Der Informations- und Kommunikationswissenschafter Olivier Ertzscheid hat die These aufgestellt, dass die antifiskalische Fronde, die landesweit jede zweite Radarstation demolierte und selbst vor der Zerstörung von Denkmälern und Kunstwerken nicht zurückschreckte, von Facebooks Algorithmen angefacht wurde. Die zeitliche Koinzidenz zwischen der Newsfeed-Modifikation und dem exponentiellen Mitglieder-Wachstum der Facebook-Gruppen indiziere einen Kausalzusammenhang. War Facebook der Geburtshelfer der Gelbwesten?

Die These scheint auf den ersten Blick plausibel, weil Facebook in der Vergangenheit schon häufiger eine zentrale Rolle in politischen Konflikten spielte. So hat das soziale Netzwerk durch die halbherzige Bekämpfung von Hasskommentaren und Gewaltaufrufen in Myanmar die Vertreibung der muslimischen Minderheit der Rohingya befeuert. Der Arabische Frühling wurde von Chronisten als "Facebook-Revolution" apostrophiert - damals war in öffentlichen Diskussion noch nicht von russischen Troll-Fabriken und Fake News die Rede.

Die dezentrale Struktur der Gelbwesten-Bewegung, die ohne Anführer und politisches Programm auskommt und sich aus lokalen Organisationskomitees konstituiert, weist Ähnlichkeiten zur Webart der Facebook-Communitys auf. Die Gelbwesten verwahren sich jedoch gegen das Etikett der "Facebook-Revolution" - sie wollen einen US-Konzern nicht mit den Weihen der Revolution ausstatten (möglicherweise schwingt in dem revolutionären Gestus auch ein Anti-Amerikanismus mit). Selbst wenn das soziale Netzwerk kein Revolutionshelfer war, so war es doch ein Trendverstärker, indem Algorithmen die sozialen und kulturellen Ungleichheiten zwischen dem Zentrum und der Peripherie schärfer akzentuierten.

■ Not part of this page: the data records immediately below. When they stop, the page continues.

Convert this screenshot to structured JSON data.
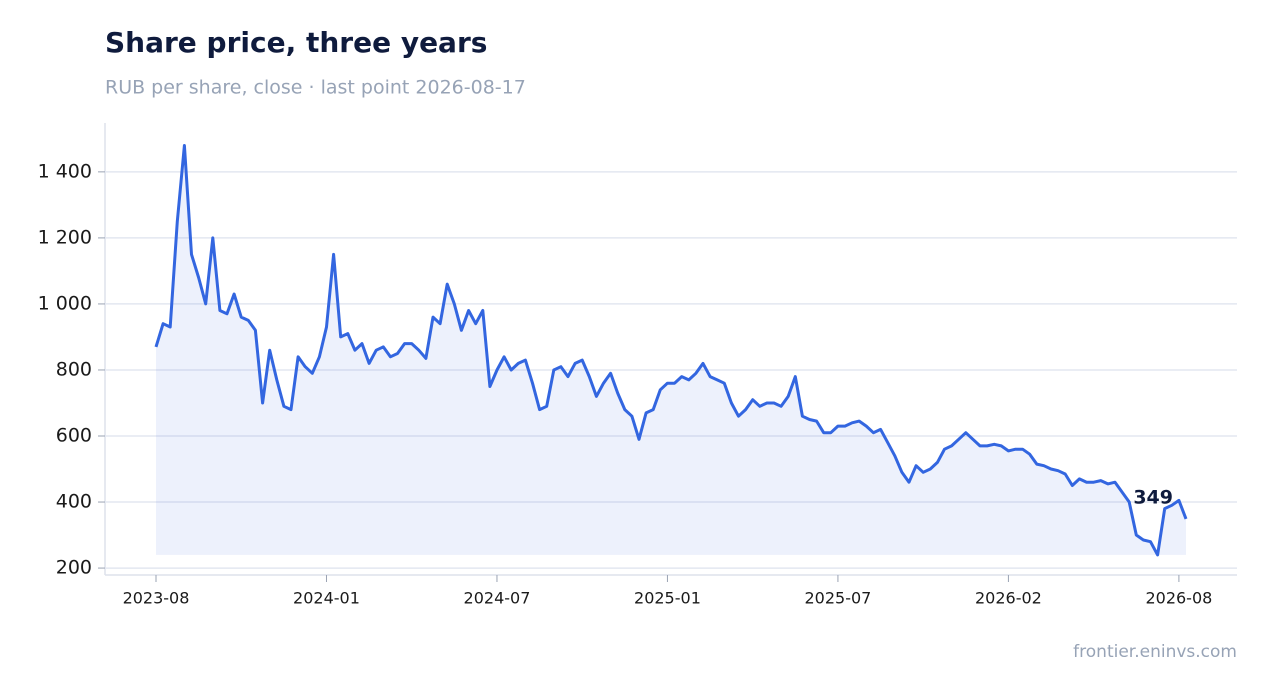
{
  "chart_data": {
    "type": "line",
    "title": "Share price, three years",
    "subtitle": "RUB per share, close · last point 2026-08-17",
    "source": "frontier.eninvs.com",
    "categories": [
      "2023-08",
      null,
      null,
      null,
      null,
      null,
      null,
      null,
      null,
      null,
      null,
      null,
      null,
      null,
      null,
      null,
      null,
      null,
      null,
      null,
      null,
      null,
      null,
      null,
      "2024-01",
      null,
      null,
      null,
      null,
      null,
      null,
      null,
      null,
      null,
      null,
      null,
      null,
      null,
      null,
      null,
      null,
      null,
      null,
      null,
      null,
      null,
      null,
      null,
      "2024-07",
      null,
      null,
      null,
      null,
      null,
      null,
      null,
      null,
      null,
      null,
      null,
      null,
      null,
      null,
      null,
      null,
      null,
      null,
      null,
      null,
      null,
      null,
      null,
      "2025-01",
      null,
      null,
      null,
      null,
      null,
      null,
      null,
      null,
      null,
      null,
      null,
      null,
      null,
      null,
      null,
      null,
      null,
      null,
      null,
      null,
      null,
      null,
      null,
      "2025-07",
      null,
      null,
      null,
      null,
      null,
      null,
      null,
      null,
      null,
      null,
      null,
      null,
      null,
      null,
      null,
      null,
      null,
      null,
      null,
      null,
      null,
      null,
      null,
      "2026-02",
      null,
      null,
      null,
      null,
      null,
      null,
      null,
      null,
      null,
      null,
      null,
      null,
      null,
      null,
      null,
      null,
      null,
      null,
      null,
      null,
      null,
      null,
      null,
      "2026-08",
      null
    ],
    "series": [
      {
        "name": "Close",
        "color": "#3366e0",
        "values": [
          870,
          940,
          930,
          1250,
          1480,
          1150,
          1080,
          1000,
          1200,
          980,
          970,
          1030,
          960,
          950,
          920,
          700,
          860,
          770,
          690,
          680,
          840,
          810,
          790,
          840,
          930,
          1150,
          900,
          910,
          860,
          880,
          820,
          860,
          870,
          840,
          850,
          880,
          880,
          860,
          835,
          960,
          940,
          1060,
          1000,
          920,
          980,
          940,
          980,
          750,
          800,
          840,
          800,
          820,
          830,
          760,
          680,
          690,
          800,
          810,
          780,
          820,
          830,
          780,
          720,
          760,
          790,
          730,
          680,
          660,
          590,
          670,
          680,
          740,
          760,
          760,
          780,
          770,
          790,
          820,
          780,
          770,
          760,
          700,
          660,
          680,
          710,
          690,
          700,
          700,
          690,
          720,
          780,
          660,
          650,
          645,
          610,
          610,
          630,
          630,
          640,
          645,
          630,
          610,
          620,
          580,
          540,
          490,
          460,
          510,
          490,
          500,
          520,
          560,
          570,
          590,
          610,
          590,
          570,
          570,
          575,
          570,
          555,
          560,
          560,
          545,
          515,
          510,
          500,
          495,
          485,
          450,
          470,
          460,
          460,
          465,
          455,
          460,
          430,
          400,
          300,
          285,
          280,
          240,
          380,
          390,
          405,
          349
        ]
      }
    ],
    "ylim": [
      179,
      1548
    ],
    "yticks": [
      200,
      400,
      600,
      800,
      {
        "value": 1000,
        "label": "1 000"
      },
      {
        "value": 1200,
        "label": "1 200"
      },
      {
        "value": 1400,
        "label": "1 400"
      }
    ],
    "grid": true
  }
}
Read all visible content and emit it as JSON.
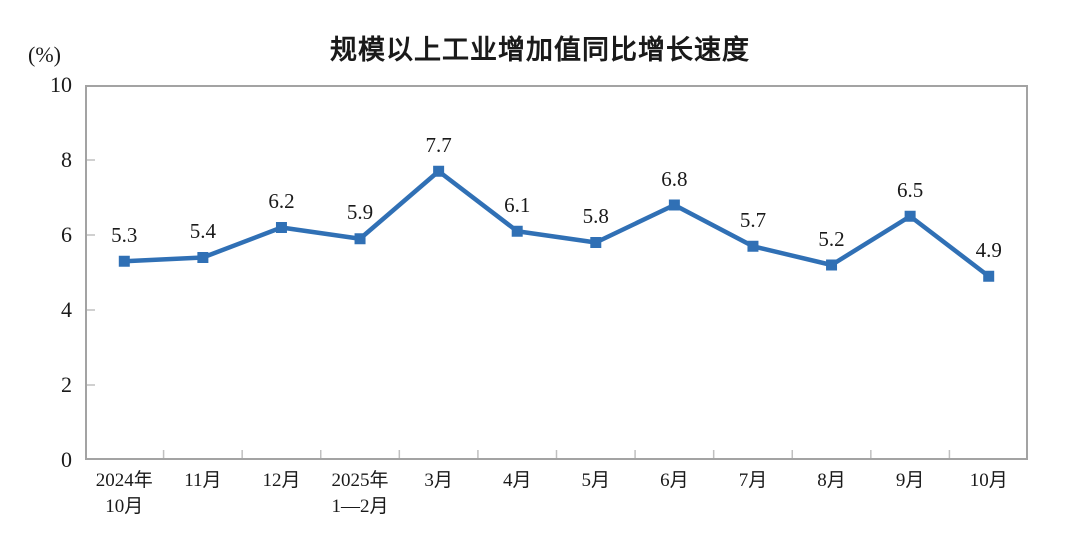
{
  "chart_data": {
    "type": "line",
    "title": "规模以上工业增加值同比增长速度",
    "unit_label": "(%)",
    "categories": [
      "2024年\n10月",
      "11月",
      "12月",
      "2025年\n1—2月",
      "3月",
      "4月",
      "5月",
      "6月",
      "7月",
      "8月",
      "9月",
      "10月"
    ],
    "values": [
      5.3,
      5.4,
      6.2,
      5.9,
      7.7,
      6.1,
      5.8,
      6.8,
      5.7,
      5.2,
      6.5,
      4.9
    ],
    "data_labels": [
      "5.3",
      "5.4",
      "6.2",
      "5.9",
      "7.7",
      "6.1",
      "5.8",
      "6.8",
      "5.7",
      "5.2",
      "6.5",
      "4.9"
    ],
    "ylim": [
      0,
      10
    ],
    "yticks": [
      0,
      2,
      4,
      6,
      8,
      10
    ],
    "grid": false,
    "legend": "none",
    "line_color": "#3070B5",
    "marker": "square",
    "axis_color": "#a3a3a3",
    "tick_color": "#c0c0c0",
    "text_color": "#1a1a1a"
  }
}
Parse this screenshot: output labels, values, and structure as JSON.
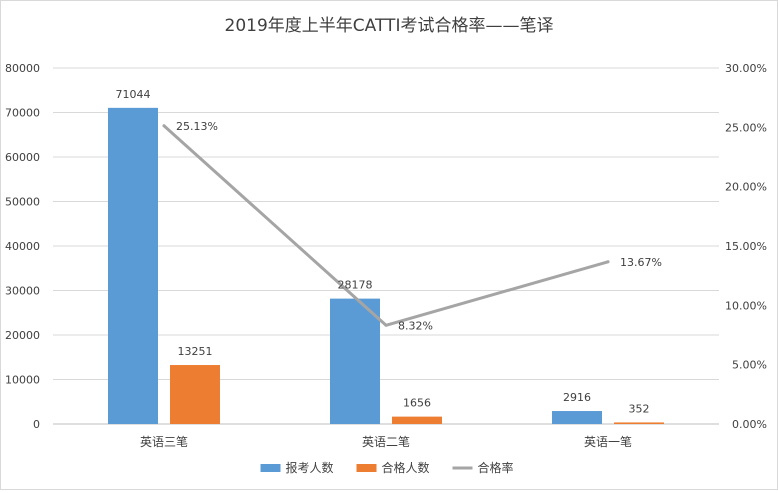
{
  "chart_data": {
    "type": "bar",
    "title": "2019年度上半年CATTI考试合格率——笔译",
    "categories": [
      "英语三笔",
      "英语二笔",
      "英语一笔"
    ],
    "series": [
      {
        "name": "报考人数",
        "kind": "bar",
        "axis": "left",
        "color": "#5B9BD5",
        "values": [
          71044,
          28178,
          2916
        ],
        "labels": [
          "71044",
          "28178",
          "2916"
        ]
      },
      {
        "name": "合格人数",
        "kind": "bar",
        "axis": "left",
        "color": "#ED7D31",
        "values": [
          13251,
          1656,
          352
        ],
        "labels": [
          "13251",
          "1656",
          "352"
        ]
      },
      {
        "name": "合格率",
        "kind": "line",
        "axis": "right",
        "color": "#A5A5A5",
        "values": [
          25.13,
          8.32,
          13.67
        ],
        "labels": [
          "25.13%",
          "8.32%",
          "13.67%"
        ]
      }
    ],
    "y_left": {
      "min": 0,
      "max": 80000,
      "ticks": [
        0,
        10000,
        20000,
        30000,
        40000,
        50000,
        60000,
        70000,
        80000
      ],
      "tick_labels": [
        "0",
        "10000",
        "20000",
        "30000",
        "40000",
        "50000",
        "60000",
        "70000",
        "80000"
      ]
    },
    "y_right": {
      "min": 0,
      "max": 30,
      "ticks": [
        0,
        5,
        10,
        15,
        20,
        25,
        30
      ],
      "tick_labels": [
        "0.00%",
        "5.00%",
        "10.00%",
        "15.00%",
        "20.00%",
        "25.00%",
        "30.00%"
      ]
    },
    "grid": true,
    "legend_position": "bottom"
  }
}
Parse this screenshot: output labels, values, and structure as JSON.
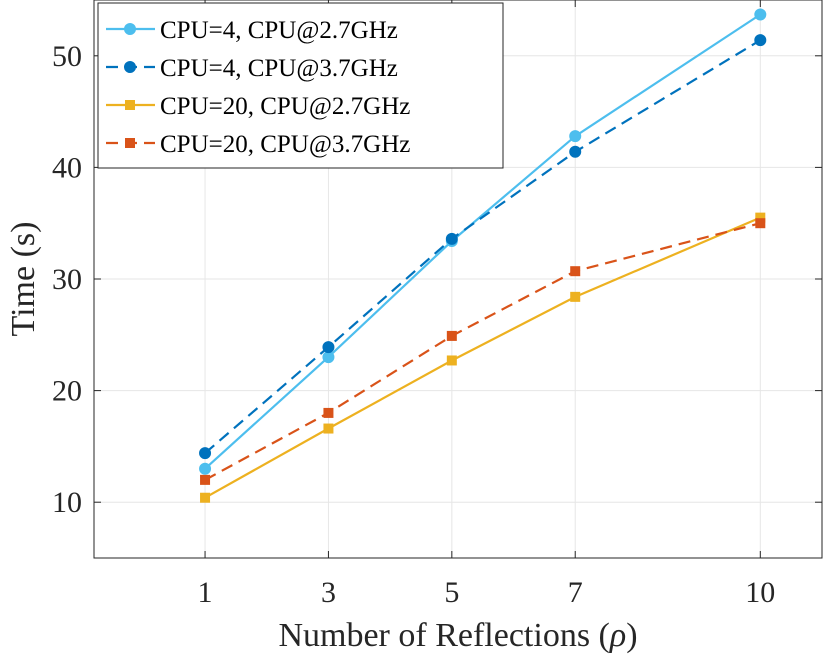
{
  "chart_data": {
    "type": "line",
    "title": "",
    "xlabel_prefix": "Number of Reflections (",
    "xlabel_symbol": "ρ",
    "xlabel_suffix": ")",
    "ylabel": "Time (s)",
    "x": [
      1,
      3,
      5,
      7,
      10
    ],
    "xlim": [
      -0.8,
      11
    ],
    "ylim": [
      5,
      55
    ],
    "xticks": [
      "1",
      "3",
      "5",
      "7",
      "10"
    ],
    "yticks": [
      "10",
      "20",
      "30",
      "40",
      "50"
    ],
    "grid": true,
    "legend_position": "top-left",
    "series": [
      {
        "name": "CPU=4, CPU@2.7GHz",
        "values": [
          13.0,
          23.0,
          33.4,
          42.8,
          53.7
        ],
        "color": "#4DBEEE",
        "dash": "solid",
        "marker": "circle"
      },
      {
        "name": "CPU=4, CPU@3.7GHz",
        "values": [
          14.4,
          23.9,
          33.6,
          41.4,
          51.4
        ],
        "color": "#0072BD",
        "dash": "dashed",
        "marker": "circle"
      },
      {
        "name": "CPU=20, CPU@2.7GHz",
        "values": [
          10.4,
          16.6,
          22.7,
          28.4,
          35.5
        ],
        "color": "#EDB120",
        "dash": "solid",
        "marker": "square"
      },
      {
        "name": "CPU=20, CPU@3.7GHz",
        "values": [
          12.0,
          18.0,
          24.9,
          30.7,
          35.0
        ],
        "color": "#D95319",
        "dash": "dashed",
        "marker": "square"
      }
    ]
  }
}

Algorithmen sind die Motoren und Vektoren politischer Bewegungen: Sie entscheiden nicht nur, was der Einzelne auf seinem Bildschirm sieht, sondern wohin und wie kraftvoll sich die Masse bewegt. Was sich unterhalb der Wahrnehmungsschwelle abspielt, ist eine Revolution der Geschwindigkeit: Jedes Mal, wenn der Nutzer auf Facebook eine Aktion durchführt - Gruppe beitreten, Like-Button anklicken oder kommentieren -, werden Daten mit Beinahe-Lichtgeschwindigkeit (300.000 km/s) über Glasfaserleitung über den Atlantik an US-Serverfarmen übertragen. Aufgrund von Modellberechnungen werden dem Nutzer dann maßgeschneiderte Beiträge in seinem Newsfeed ausgespielt. Das, worüber man in der Öffentlichkeit wochenlang, manchmal monatelang diskutiert, wurde in Bruchteilen von Sekunden berechnet. Daraus resultiert möglicherweise das Gefühl, dass sich alles immer schneller dreht, aber gesellschaftspolitisch alles stillsteht.

Bewegte Daten

Dass in amerikanischen Rechen- und Kontrollzentren das Debattenklima in Europa und großen Teilen der Welt reguliert und die politische Agenda mitgesteuert wird, könnte man an sich als manipulative Einflussnahme auf das politische System werten, das in seiner Subtilität über die Soft Power (Joseph Nye), also die Fähigkeit, die Präferenzen von Bürgern anderer Staaten durch Kultur oder Sport zu ändern, weit hinausgeht. Es geht hier aber nicht um die potenziell souveränitätsgefährdenden Mechanismen demokratischer Willensbildung, die sich am Backend von Serverfarmen abspielt, sondern um den politischen Modus.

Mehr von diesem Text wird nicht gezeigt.